Ed Driscoll

The Lamentations Of The Elite

As Dan Riehl writes, “Carl Pope: I’m not just the Sierra Club Executive Director, I’ve got sawdust for brains.” You’ll only get a headache and shout “Norman, coordinate! Norman, coordinate!” trying to parse the reams of circular illogic contained within this paragraph by Pope:


What we underestimated was the power of the fact that both Jones and the Barack Obama are black. Yes, the hysteria was about politics — I don’t think Fox News really cares about Jones’s ethnicity — but it was enabled by race. Calling Bush a “crack-head” is seen by a large part of America as worse than calling him “addict-in-chief” because crack is not just a drug — it is a drug used largely by black people. It reminds those Americans who are still uncomfortable with Barack Obama that we have a black president.

We’ll set aside the minor fact that it was largely the Blogosphere that did the dastardly deed of Googling Jones’ interviews past statements and petition signing, not Fox. (And even the Washington Post deigns to acknowledge the legwork performed by Gateway Pundit, even if it can’t be bothered to look up Jim Hoft’s name for the record.)

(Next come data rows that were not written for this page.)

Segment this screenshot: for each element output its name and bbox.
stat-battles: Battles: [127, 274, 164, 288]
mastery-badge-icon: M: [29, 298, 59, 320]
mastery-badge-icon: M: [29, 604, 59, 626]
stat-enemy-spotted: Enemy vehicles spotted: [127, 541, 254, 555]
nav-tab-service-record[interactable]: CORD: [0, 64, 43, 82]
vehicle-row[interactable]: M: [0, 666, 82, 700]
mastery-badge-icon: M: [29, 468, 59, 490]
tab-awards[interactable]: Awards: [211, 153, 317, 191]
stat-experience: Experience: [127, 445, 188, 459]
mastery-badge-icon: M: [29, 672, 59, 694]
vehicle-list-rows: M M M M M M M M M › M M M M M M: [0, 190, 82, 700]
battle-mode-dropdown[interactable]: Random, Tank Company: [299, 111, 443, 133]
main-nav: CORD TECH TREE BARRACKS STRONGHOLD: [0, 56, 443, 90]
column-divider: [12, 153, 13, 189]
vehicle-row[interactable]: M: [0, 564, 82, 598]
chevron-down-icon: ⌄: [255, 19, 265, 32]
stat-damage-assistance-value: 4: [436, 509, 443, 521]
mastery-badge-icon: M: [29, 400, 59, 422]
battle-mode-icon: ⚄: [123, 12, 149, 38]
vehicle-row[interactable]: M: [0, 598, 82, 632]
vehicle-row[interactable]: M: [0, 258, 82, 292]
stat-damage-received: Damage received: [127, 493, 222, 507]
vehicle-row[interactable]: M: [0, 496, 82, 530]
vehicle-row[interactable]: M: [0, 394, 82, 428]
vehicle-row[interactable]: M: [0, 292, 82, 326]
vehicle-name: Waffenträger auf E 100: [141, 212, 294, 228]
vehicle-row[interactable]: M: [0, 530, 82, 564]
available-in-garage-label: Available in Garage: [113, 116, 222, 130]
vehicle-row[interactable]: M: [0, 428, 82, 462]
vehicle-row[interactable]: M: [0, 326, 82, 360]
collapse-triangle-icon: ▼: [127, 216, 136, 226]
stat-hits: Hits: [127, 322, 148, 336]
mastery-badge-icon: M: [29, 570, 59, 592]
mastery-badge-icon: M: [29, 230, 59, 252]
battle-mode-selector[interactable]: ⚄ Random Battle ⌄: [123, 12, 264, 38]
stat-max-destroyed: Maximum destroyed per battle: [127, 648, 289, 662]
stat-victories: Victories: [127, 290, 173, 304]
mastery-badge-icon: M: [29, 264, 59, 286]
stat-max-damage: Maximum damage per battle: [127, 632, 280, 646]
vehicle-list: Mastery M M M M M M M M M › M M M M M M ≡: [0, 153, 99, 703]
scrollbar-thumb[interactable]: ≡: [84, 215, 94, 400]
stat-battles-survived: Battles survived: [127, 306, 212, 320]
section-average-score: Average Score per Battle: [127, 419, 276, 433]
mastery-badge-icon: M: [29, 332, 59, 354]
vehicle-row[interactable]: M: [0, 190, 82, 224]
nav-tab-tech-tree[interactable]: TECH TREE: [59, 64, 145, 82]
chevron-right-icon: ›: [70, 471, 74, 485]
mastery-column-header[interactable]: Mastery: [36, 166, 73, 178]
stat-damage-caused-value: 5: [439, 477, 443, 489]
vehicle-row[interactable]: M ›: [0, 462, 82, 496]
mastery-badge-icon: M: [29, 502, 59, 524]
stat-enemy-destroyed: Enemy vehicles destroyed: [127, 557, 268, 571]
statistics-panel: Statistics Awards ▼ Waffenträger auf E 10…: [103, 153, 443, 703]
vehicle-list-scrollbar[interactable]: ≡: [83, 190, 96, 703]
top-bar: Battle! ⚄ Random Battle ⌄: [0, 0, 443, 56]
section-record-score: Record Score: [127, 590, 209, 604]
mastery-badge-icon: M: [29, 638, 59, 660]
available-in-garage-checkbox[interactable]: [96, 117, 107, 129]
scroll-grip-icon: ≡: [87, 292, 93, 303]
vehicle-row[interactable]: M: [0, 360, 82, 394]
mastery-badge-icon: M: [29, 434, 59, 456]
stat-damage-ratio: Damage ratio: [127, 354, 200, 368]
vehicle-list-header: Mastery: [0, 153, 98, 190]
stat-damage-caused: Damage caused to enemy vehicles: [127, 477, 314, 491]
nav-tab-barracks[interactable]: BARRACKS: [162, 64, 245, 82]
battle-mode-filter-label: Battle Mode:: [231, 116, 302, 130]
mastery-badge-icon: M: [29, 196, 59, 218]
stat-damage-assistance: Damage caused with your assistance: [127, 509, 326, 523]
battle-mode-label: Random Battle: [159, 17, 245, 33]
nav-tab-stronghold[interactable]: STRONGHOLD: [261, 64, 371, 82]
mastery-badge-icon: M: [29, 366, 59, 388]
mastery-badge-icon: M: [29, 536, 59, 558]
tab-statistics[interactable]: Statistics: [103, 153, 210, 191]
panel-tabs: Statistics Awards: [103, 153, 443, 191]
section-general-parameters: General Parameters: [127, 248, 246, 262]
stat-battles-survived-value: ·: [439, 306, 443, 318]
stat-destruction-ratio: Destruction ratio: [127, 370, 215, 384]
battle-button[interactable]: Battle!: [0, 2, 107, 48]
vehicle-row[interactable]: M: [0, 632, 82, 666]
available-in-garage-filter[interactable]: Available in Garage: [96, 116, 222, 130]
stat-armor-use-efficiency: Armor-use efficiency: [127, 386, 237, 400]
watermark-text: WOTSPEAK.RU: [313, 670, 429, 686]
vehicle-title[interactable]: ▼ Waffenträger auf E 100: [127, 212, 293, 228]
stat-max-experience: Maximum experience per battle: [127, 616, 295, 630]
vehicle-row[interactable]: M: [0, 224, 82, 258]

But since it was Jones who insulted Bush with his “crack-head” epithet, which, if it is “seen by a large part of America as worse than calling him ‘addict-in-chief'” (and the latter vulgarity would be an acceptable insult, why?) because it reminds “those Americans who are still uncomfortable with Barack Obama that we have a black president” — then isn’t a good thing that such a person is no longer in power?

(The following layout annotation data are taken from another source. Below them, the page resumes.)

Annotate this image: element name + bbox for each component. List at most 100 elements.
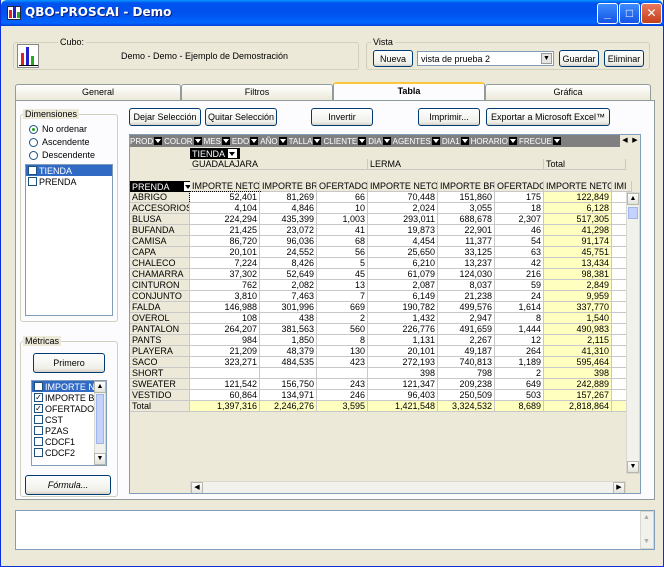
dimension-chip[interactable]: CLIENTE [323, 135, 367, 147]
table-cell[interactable]: 25,650 [368, 247, 438, 258]
table-cell[interactable]: 20,101 [190, 247, 260, 258]
table-cell[interactable]: 56 [317, 247, 368, 258]
table-cell[interactable]: 42 [495, 258, 544, 269]
table-cell[interactable]: 52,649 [260, 269, 317, 280]
chevron-down-icon[interactable] [382, 137, 391, 145]
table-cell[interactable]: 20,101 [368, 346, 438, 357]
table-cell[interactable]: 1,850 [260, 335, 317, 346]
table-cell[interactable]: 12 [495, 335, 544, 346]
metric-column-header[interactable]: IMPORTE NETO [368, 181, 438, 192]
dimension-chip[interactable]: FRECUE [519, 135, 561, 147]
dejar-seleccion-button[interactable]: Dejar Selección [129, 108, 201, 126]
row-header[interactable]: CINTURON [130, 280, 190, 291]
row-header[interactable]: CONJUNTO [130, 291, 190, 302]
table-cell[interactable]: 70,448 [368, 192, 438, 203]
table-cell[interactable]: 13 [317, 280, 368, 291]
title-bar[interactable]: QBO-PROSCAI - Demo _ □ ✕ [1, 0, 663, 26]
chevron-down-icon[interactable]: ▼ [541, 53, 552, 64]
table-cell[interactable]: 41 [317, 225, 368, 236]
metric-column-header[interactable]: IMPORTE BR [438, 181, 495, 192]
checkbox-icon[interactable] [28, 166, 37, 175]
vista-select[interactable]: vista de prueba 2 ▼ [417, 51, 554, 66]
table-cell[interactable]: 595,464 [544, 357, 612, 368]
message-scrollbar[interactable]: ▲ ▼ [640, 511, 654, 549]
table-cell[interactable]: 41,298 [544, 225, 612, 236]
table-cell[interactable]: 146,988 [190, 302, 260, 313]
table-cell[interactable]: 1,003 [317, 214, 368, 225]
table-cell[interactable]: 9,959 [544, 291, 612, 302]
table-cell[interactable]: 491,659 [438, 324, 495, 335]
metric-column-header[interactable]: IMI [612, 181, 632, 192]
table-cell[interactable]: 250,509 [438, 390, 495, 401]
table-cell[interactable]: 91,174 [544, 236, 612, 247]
table-cell[interactable]: 517,305 [544, 214, 612, 225]
table-cell[interactable]: 1,432 [368, 313, 438, 324]
metric-column-header[interactable]: OFERTADO [495, 181, 544, 192]
table-cell[interactable]: 60,864 [190, 390, 260, 401]
table-cell[interactable]: 216 [495, 269, 544, 280]
dimension-item-tienda[interactable]: TIENDA [26, 165, 112, 176]
row-header[interactable]: PLAYERA [130, 346, 190, 357]
table-cell[interactable]: 4,104 [190, 203, 260, 214]
metricas-list[interactable]: ✓ IMPORTE NE ✓ IMPORTE BR ✓ OFERTADO CST PZAS CD… [31, 380, 107, 466]
chevron-down-icon[interactable] [460, 137, 469, 145]
table-cell[interactable]: 398 [544, 368, 612, 379]
exportar-excel-button[interactable]: Exportar a Microsoft Excel™ [486, 108, 610, 126]
row-header[interactable]: CHALECO [130, 258, 190, 269]
table-cell[interactable]: 5 [317, 258, 368, 269]
scroll-down-icon[interactable]: ▼ [627, 461, 639, 473]
table-cell[interactable]: 398 [368, 368, 438, 379]
table-cell[interactable]: 121,347 [368, 379, 438, 390]
table-cell[interactable]: 2,307 [495, 214, 544, 225]
dimension-item-prenda[interactable]: PRENDA [26, 176, 112, 187]
row-header[interactable]: OVEROL [130, 313, 190, 324]
table-cell[interactable]: 4,454 [368, 236, 438, 247]
table-cell[interactable]: 1,421,548 [368, 401, 438, 412]
table-cell[interactable]: 1,444 [495, 324, 544, 335]
table-cell[interactable]: 68 [317, 236, 368, 247]
invertir-button[interactable]: Invertir [311, 108, 373, 126]
row-header[interactable]: CHAMARRA [130, 269, 190, 280]
table-cell[interactable]: 175 [495, 192, 544, 203]
table-cell[interactable]: 2,246,276 [260, 401, 317, 412]
row-header[interactable]: ABRIGO [130, 192, 190, 203]
table-cell[interactable]: 3,810 [190, 291, 260, 302]
table-cell[interactable]: 157,267 [544, 390, 612, 401]
table-cell[interactable]: 2 [495, 368, 544, 379]
table-cell[interactable]: 2,082 [260, 280, 317, 291]
primero-button[interactable]: Primero [33, 353, 105, 373]
column-dimension-header[interactable]: TIENDA [190, 148, 240, 159]
table-cell[interactable]: 323,271 [190, 357, 260, 368]
dimensiones-list[interactable]: TIENDA PRENDA [25, 164, 113, 316]
table-cell[interactable]: 81,269 [260, 192, 317, 203]
table-cell[interactable]: 21,425 [190, 225, 260, 236]
table-cell[interactable]: 37,302 [190, 269, 260, 280]
table-cell[interactable]: 130 [317, 346, 368, 357]
dimension-chip[interactable]: PROD [130, 135, 163, 147]
table-cell[interactable]: 301,996 [260, 302, 317, 313]
table-cell[interactable]: 46 [495, 225, 544, 236]
table-cell[interactable]: 272,193 [368, 357, 438, 368]
radio-descendente[interactable]: Descendente [29, 150, 95, 160]
row-header[interactable]: Total [130, 401, 190, 412]
table-cell[interactable]: 54 [495, 236, 544, 247]
table-cell[interactable]: 10 [317, 203, 368, 214]
radio-ascendente[interactable]: Ascendente [29, 137, 90, 147]
table-cell[interactable]: 122,849 [544, 192, 612, 203]
scroll-up-icon[interactable]: ▲ [94, 381, 106, 393]
table-cell[interactable]: 435,399 [260, 214, 317, 225]
tab-general[interactable]: General [15, 84, 181, 100]
row-header[interactable]: BUFANDA [130, 225, 190, 236]
table-cell[interactable]: 2,115 [544, 335, 612, 346]
quitar-seleccion-button[interactable]: Quitar Selección [205, 108, 277, 126]
table-cell[interactable]: 293,011 [368, 214, 438, 225]
table-cell[interactable]: 2,087 [368, 280, 438, 291]
scroll-thumb[interactable] [628, 207, 638, 219]
pivot-grid[interactable]: PROD COLOR MES EDO AÑO TALLA CLIENTE DIA AGENTES… [129, 134, 641, 494]
table-cell[interactable]: 381,563 [260, 324, 317, 335]
row-header[interactable]: SWEATER [130, 379, 190, 390]
table-cell[interactable] [317, 368, 368, 379]
table-cell[interactable]: 246 [317, 390, 368, 401]
dimension-chip[interactable]: COLOR [164, 135, 202, 147]
chevron-down-icon[interactable] [154, 137, 163, 145]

Victor Davis Hanson adds, “The Jones mess brings up a larger issue”:

Americans were assured that with the ascendance of Barack Obama we would evolve beyond race. Yet in the last ninth months it is almost as if precisely the opposite has occurred — but with a strange twist. The country has been serially lectured about race from some of the most privileged Americans in the country. Columbia law grad elite Eric Holder accused the country of cowardice for its reluctance to speak about race. Harvard-law alum Barack Obama accused the Cambridge police of profiling and acting stupidly in taking elite Harvard professor Skip Gates down to the station after his screaming invective episode. Harvard-law educated Michelle Obama explained Justice Sotomayor’s unease at Princeton by comparing her own ordeal there. Chairman of the Ways and Means Committee Charles Rangel who had serially dodged his tax obligations claims that white angst explains his IRS problems. New York governor David Paterson blames his sinking polls on white racism, more prominent than ever in the age of Obama. Now Yale law graduate Van Jones claims smears did him in. The list could be easily expanded.

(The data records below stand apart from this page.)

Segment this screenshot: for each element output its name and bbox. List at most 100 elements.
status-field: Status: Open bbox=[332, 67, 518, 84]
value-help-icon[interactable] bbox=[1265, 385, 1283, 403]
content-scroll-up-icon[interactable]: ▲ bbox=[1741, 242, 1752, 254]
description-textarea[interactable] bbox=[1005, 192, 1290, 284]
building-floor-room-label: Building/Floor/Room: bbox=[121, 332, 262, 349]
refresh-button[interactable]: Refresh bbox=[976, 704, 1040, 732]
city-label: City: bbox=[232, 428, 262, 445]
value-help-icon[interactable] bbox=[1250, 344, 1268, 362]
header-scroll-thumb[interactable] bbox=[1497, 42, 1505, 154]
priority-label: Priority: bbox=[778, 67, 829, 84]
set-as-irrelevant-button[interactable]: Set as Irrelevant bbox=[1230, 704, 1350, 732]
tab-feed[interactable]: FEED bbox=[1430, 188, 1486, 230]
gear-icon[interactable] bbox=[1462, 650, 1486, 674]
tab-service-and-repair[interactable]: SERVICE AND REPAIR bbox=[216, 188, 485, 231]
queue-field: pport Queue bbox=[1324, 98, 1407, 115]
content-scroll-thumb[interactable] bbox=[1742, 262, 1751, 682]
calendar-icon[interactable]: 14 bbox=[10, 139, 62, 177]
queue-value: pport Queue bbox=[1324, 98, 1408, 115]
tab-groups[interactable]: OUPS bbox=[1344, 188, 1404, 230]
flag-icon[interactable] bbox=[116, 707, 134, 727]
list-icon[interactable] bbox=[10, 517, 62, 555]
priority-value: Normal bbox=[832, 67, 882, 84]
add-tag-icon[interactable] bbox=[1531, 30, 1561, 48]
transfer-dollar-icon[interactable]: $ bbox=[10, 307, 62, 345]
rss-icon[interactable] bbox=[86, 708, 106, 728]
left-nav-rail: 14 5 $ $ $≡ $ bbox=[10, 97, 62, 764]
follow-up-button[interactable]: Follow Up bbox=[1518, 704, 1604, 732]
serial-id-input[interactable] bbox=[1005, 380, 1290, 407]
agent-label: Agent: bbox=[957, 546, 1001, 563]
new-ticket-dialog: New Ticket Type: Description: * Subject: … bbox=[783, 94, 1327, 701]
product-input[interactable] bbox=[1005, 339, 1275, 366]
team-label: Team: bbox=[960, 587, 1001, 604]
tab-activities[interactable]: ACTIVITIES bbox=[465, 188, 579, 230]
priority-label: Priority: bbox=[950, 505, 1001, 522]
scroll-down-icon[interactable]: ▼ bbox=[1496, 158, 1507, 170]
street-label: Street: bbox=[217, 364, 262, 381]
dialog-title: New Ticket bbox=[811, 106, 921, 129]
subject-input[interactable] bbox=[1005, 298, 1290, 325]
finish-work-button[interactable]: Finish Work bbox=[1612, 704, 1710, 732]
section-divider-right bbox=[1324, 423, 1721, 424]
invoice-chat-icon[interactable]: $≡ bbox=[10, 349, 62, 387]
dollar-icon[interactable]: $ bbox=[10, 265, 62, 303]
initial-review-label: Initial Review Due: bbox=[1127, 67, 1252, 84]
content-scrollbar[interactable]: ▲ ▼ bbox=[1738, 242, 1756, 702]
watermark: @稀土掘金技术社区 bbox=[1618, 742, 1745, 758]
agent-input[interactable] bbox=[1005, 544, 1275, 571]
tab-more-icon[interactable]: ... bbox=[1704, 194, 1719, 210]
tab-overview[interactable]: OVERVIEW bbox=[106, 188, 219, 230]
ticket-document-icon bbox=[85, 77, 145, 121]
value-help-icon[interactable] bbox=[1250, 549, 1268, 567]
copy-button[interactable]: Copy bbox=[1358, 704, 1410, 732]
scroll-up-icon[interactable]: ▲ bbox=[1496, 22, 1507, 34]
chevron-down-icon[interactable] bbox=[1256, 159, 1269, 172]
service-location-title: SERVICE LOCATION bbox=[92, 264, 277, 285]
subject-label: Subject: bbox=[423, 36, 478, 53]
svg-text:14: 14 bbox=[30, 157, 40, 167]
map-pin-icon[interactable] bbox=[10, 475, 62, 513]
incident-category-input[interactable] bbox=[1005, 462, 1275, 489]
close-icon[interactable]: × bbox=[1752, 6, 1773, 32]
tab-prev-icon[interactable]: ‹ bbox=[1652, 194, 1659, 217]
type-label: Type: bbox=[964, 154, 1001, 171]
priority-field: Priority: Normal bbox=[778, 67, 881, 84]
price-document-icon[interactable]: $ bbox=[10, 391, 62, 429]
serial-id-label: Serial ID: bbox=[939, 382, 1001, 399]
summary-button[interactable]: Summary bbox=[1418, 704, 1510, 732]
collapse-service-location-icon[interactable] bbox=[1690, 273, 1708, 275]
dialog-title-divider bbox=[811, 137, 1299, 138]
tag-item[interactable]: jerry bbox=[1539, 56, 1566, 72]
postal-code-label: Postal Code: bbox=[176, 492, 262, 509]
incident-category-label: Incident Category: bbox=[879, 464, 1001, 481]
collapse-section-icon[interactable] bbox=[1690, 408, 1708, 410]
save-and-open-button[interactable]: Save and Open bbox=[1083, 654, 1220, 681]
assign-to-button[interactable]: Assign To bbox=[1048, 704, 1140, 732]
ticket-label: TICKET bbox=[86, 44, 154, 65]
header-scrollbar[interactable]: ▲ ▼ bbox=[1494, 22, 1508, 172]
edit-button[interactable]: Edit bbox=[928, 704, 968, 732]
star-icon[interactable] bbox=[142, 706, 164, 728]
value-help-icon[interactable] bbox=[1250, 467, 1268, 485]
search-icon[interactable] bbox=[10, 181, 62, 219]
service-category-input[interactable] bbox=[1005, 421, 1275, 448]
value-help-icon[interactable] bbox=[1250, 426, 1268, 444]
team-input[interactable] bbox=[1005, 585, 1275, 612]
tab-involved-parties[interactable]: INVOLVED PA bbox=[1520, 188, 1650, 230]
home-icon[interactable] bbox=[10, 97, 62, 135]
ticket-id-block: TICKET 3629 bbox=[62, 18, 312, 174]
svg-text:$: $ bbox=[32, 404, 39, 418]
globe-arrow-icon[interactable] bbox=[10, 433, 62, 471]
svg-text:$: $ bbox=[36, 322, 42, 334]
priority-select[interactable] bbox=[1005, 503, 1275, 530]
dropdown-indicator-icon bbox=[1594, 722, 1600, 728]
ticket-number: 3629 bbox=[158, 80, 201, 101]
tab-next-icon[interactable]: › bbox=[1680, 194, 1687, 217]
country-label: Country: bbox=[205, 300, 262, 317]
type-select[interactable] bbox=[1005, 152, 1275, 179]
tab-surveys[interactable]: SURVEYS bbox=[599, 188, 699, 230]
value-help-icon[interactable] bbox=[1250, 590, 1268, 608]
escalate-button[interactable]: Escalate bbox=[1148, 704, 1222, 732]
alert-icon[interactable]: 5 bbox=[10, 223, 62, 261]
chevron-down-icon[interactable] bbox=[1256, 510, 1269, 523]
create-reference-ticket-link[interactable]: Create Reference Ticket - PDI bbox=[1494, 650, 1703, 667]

What we are seeing is a very unfortunate turn of events in which racism is now the guaranteed retreat position once many prominent African-American elites find themselves in controversy. The problem is that the rest of the population of all races and classes looks at this privileged cohort and does not really detect bias or ill-treatment in their past or present circumstances, but rather remarkable tolerance and race-blind attitudes, as exemplified by their career successes.

The roots of all this scapegoating were in the campaign, not just with the mansion/golf-course living Reverend Wright, the president’s mentor and pastor, slurring his country and its various constituencies, but also with Obama’s own stereotyping of Pennsylvania voters, once the election there did not go his way. Worse still, we are only in month nine of this new age of Obama — with more than three years to go in his first term — and the country is already tired of the blame-gaming and whining, when officials like Rangel and Jones start to defame others for their own lack of ethics and judgment. This is all very unfortunate, but I predict it will only intensify given the example at the top, and sadly probably result in a polarization that we have not seen in generations.


Related thoughts from Andrea Harris.

Update: “It’s impossible to trust someone — no matter how many friendly overtures they make — when its certain they’re going to call you a racist the first time you disagree. There’s not even a point to dialogue with folks like that. They’re just smiling through their fangs, waiting for the right moment to attack.”